Pour durer, une ?uvre doit etre ecrite dans le genie d’la langue et traiter de themes universels.

« Le seul possible d’aller a Notre posterite est de s’adresser a elle, ainsi, non nullement aux contemporains. Les contemporains donnent la notoriete. La posterite seule donne la gloire. »

Antoine Albalat distingue l’eloquence ecrite de la prose, d’une part, ainsi, l’eloquence orale d’une conversation, d’autre part, car nos causeurs des plus brillants seront souvent des ecrivains ordinaires, ainsi, inversement.

Mes deux eloquences sont toutefois intimement liees. Indeniablement, l’ecrit garde i  chaque fois quelque chose de l’oral. Il emane du beau ton, en particulier, la simplicite et la familiarite d’la langue parlee.

Montesquieu, entre autres, ecrit avec naturel :

« Je crois que si Caton s’etait reserve Afin de la Republique, il aurait donne a toutes les choses un chaque tour. Ciceron, avec des parties admirables pour un second role, est incapable de pallier ; il avait votre beau genie, mais une ame souvent commune. L’accessoire chez Ciceron c’etait la vertu ; chez Caton c’etait la gloire. Ciceron se voyait forcement le premier ; Caton s’oubliait toujours… »

Considerations i  propos des causes une grandeur des Romains et de leur decadence

La simplicite est la marque des grands ecrivains, le pedantisme celle des mediocres ambitieux.

Les dramaturges gagneraient, estime Antoine Albalat, a s’inspirer du genie de Moliere, qui ecrivait avec les mots des plus ordinaires d’la conversation.

« J’ai conclusion, c’est qu’en prose et en par, theatre ou livre, en sujets les plus simples ou les plus releves, on ne devra peut-etre gui?re strictement ecrire comme on cause ; mais le type doit avoir le ton parle, le ton de quelque chose de trouve sur l’instant, qui semble evoque et non ecrit. C’est la condition meme une vie chez tous les ecrivains et pour tous les styles. »

Le role des verbes au style

Mes verbes sont determinants dans la qualite de l’ecriture.

Un verbe « cree », c’est-a-dire original, qui surprend avec son emploi – un tel verbe ameliore le style, tandis qu’un verbe banal l’affaiblit.

Exemple de verbe cree : « Seigneur, votre grace pleut via le pauvre comme sur le riche… » (Panegyrique de saint Pierre de Nolasque, Bossuet)

Vous devez eviter, d’un cote, de chercher l’originalite par nos neologismes ; de l’autre, de repeter avec facilite des verbes synonymes.

Le temps du verbe est une dimension fondamentale du style.

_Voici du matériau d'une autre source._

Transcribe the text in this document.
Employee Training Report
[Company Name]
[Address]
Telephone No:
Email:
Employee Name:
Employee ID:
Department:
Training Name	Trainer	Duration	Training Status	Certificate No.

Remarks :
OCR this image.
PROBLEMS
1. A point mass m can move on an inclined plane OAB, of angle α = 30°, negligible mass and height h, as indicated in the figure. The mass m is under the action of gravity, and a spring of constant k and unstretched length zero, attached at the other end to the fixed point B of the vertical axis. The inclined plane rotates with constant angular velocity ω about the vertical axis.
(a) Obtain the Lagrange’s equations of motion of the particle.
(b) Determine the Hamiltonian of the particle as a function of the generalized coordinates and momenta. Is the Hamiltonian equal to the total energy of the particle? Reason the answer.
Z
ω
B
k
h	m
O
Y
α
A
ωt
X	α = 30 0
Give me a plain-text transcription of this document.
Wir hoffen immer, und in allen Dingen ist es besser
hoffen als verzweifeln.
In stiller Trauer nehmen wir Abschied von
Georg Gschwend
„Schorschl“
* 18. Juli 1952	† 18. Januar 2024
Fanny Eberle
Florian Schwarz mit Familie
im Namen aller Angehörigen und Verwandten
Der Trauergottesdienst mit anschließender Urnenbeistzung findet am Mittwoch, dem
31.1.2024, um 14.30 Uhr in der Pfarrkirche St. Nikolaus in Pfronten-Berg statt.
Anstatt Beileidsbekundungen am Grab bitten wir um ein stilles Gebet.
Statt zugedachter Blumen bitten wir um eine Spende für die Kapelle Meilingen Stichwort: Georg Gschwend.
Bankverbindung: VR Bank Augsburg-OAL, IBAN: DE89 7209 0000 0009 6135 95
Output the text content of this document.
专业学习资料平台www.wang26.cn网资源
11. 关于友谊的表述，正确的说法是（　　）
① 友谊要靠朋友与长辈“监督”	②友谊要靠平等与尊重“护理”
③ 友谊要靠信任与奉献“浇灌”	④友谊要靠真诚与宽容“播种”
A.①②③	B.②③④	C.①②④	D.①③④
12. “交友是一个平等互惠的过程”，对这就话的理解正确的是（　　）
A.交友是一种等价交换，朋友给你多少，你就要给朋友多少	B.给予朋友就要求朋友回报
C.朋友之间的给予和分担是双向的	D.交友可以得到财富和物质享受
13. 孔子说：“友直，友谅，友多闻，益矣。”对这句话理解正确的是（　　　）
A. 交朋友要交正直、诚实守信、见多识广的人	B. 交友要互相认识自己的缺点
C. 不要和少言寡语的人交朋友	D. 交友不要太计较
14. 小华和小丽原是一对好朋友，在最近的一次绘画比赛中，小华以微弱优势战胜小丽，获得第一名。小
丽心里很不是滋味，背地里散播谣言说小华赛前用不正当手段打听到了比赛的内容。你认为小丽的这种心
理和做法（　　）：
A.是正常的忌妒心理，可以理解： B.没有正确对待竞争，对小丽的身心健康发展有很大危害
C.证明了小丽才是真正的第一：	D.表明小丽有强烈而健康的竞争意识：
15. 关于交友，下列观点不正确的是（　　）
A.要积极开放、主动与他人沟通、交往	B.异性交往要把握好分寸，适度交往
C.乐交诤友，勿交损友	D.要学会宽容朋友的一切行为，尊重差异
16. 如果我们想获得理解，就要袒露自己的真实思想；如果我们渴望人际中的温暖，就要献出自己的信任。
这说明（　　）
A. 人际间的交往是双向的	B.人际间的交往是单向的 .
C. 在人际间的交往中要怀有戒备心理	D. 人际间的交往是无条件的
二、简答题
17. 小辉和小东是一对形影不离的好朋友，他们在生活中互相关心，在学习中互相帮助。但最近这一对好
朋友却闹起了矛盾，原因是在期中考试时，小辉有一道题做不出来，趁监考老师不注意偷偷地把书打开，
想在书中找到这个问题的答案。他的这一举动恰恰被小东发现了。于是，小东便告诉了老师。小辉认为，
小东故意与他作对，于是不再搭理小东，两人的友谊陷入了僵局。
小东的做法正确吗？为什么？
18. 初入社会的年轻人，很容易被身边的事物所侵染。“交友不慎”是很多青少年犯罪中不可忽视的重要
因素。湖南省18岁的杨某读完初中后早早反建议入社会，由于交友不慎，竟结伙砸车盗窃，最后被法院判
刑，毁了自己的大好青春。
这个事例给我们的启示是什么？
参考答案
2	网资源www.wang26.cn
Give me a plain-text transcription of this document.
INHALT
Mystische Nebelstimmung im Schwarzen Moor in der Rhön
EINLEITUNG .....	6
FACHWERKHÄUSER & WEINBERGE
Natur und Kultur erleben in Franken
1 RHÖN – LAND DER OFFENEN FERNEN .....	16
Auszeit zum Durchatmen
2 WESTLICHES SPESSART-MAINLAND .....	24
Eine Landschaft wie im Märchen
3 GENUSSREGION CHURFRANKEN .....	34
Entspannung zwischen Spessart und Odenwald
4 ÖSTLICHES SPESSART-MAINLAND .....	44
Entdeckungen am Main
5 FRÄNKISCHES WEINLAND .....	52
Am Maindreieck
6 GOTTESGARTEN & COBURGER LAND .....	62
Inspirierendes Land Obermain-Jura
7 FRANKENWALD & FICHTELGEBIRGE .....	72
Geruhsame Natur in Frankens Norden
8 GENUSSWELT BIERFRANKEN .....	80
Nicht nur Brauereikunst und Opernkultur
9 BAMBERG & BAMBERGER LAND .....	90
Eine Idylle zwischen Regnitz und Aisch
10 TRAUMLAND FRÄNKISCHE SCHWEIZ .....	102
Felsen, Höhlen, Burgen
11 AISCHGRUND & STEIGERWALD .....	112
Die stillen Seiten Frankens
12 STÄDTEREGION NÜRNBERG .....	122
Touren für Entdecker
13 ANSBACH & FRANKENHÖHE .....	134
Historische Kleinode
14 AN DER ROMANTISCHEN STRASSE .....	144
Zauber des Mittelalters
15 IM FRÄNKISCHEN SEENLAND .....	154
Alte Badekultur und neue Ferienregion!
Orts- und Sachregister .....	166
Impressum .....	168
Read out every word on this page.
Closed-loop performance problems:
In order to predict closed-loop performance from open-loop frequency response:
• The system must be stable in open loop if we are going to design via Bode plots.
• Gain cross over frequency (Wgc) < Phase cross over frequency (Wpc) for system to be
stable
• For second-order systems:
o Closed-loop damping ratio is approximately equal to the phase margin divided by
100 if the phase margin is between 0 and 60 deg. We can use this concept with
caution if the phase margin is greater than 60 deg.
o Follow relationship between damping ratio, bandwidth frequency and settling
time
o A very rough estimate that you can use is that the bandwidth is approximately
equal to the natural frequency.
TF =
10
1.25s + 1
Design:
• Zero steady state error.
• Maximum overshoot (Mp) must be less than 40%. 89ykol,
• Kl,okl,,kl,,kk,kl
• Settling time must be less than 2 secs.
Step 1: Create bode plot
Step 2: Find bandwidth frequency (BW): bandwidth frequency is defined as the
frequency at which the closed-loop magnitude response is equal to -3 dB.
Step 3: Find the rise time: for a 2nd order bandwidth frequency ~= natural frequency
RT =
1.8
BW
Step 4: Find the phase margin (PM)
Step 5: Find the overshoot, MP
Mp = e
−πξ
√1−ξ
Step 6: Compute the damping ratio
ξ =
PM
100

Antoine Albalat deconseille :

  • l’abus du passe simple, qu’il trouve archaique (« Vous butes, crutes… rites de les plaisanteries… ») ;
  • l’emploi du meme moment Afin de une action tres ancienne et une action recente (il faudrait le supprimer meddle passe simple Afin de la toute premiere, le passe compose pour la seconde) ;
  • l’usage de l’imparfait du subjonctif (dont le respect a quasiment disparu au XIXe siecle), qui « deshonore le type ».

Quel principe general suivre ?

L’harmonie prime la stricte correction d’la grammaire.

D’apres Flaubert, les lois de l’harmonie sont nos lois ultimes de l’ecrivain ; elles justifient qu’il rejette les prescriptions grammaticales d’la langue francaise.

Antoine Albalat donne sa not-to-do list :

  • ne point abuser de l’infinitif tel sujet (« Mourir sans secours est triste. ») ;
  • eviter nos auxiliaires « avoir » et « etre » ;
  • eviter le verbe « faire » et ne pas l’employer a l’espace d’un nouvelle verbe (on peut souvent s’en passer) ;
  • ne point trop eloigner ce thi?me du verbe ;
  • ne point hesiter a repeter ce thi?me ;
  • ne pas abuser des participes presents (meme si de grands ecrivains au look efficace, comme Zola, seront coupables de cet abus) ;
  • ne jamais supprimer le verbe (« Nul style, nul gout dans la majeure partie [des phrases], sans y daigner mettre 1 verbe. » – Voltaire) ;
  • ne point abuser, comme Zola (i  nouveau lui), du verbe « mettre » ;
  • ne pas employer votre verbe qui sonne tres en gali?re (ex : « vaincre » a l’indicatif).